Mortgage applications to purchase a home jumped 5% last week and are 18% higher than they were one year ago, according to the Mortgage Bankers Association’s seasonally adjusted index.
“The pent-up demand from homebuyers returning to the market continues to support a recovery from the weekly declines observed earlier this spring,” said Joel Kan, MBA’s associate vice president of economic and industry forecasting, in a press release.
In May, the average rate for the standard 30-year fixed mortgage fell to 3.15%, the third time it’s hit a record low since March, according to Freddie Mac.
Still, not everyone is taking advantage of the falling rate – refinance applications fell 9%, the seventh week in a row of declines, according to the MBA. The slump has continued even as the MBA’s own measure of the 30-year fixed rate fell to 3.37%, a survey low.

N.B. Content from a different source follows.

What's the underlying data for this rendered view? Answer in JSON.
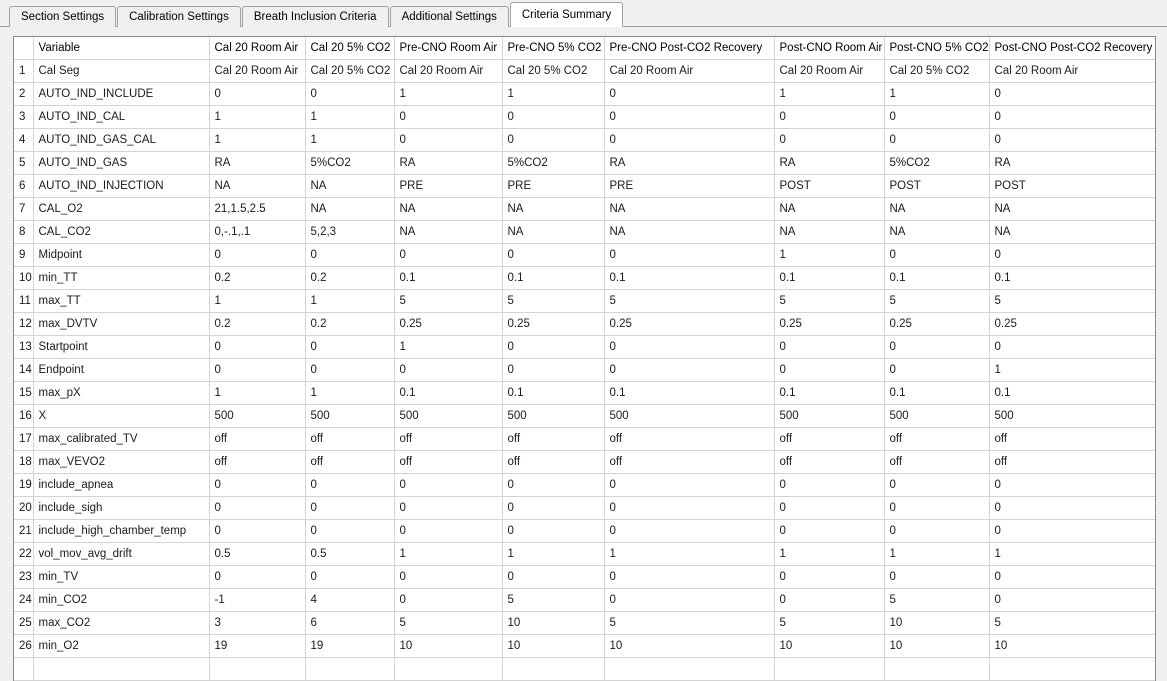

“After reaching a peak of 76 per cent earlier this year, refinances now account for less than 60 per cent of activity, and the index is now at its lowest level since February 21,” said Kan.
And, while the jump in purchase applications is a positive sign now, it might not foreshadow an emerging trend.
“There are still many households affected by the widespread job losses and current economic downturn,” said Kan. “High unemployment and low housing supply may restrain a more meaningful rebound in purchase applications in the coming months.”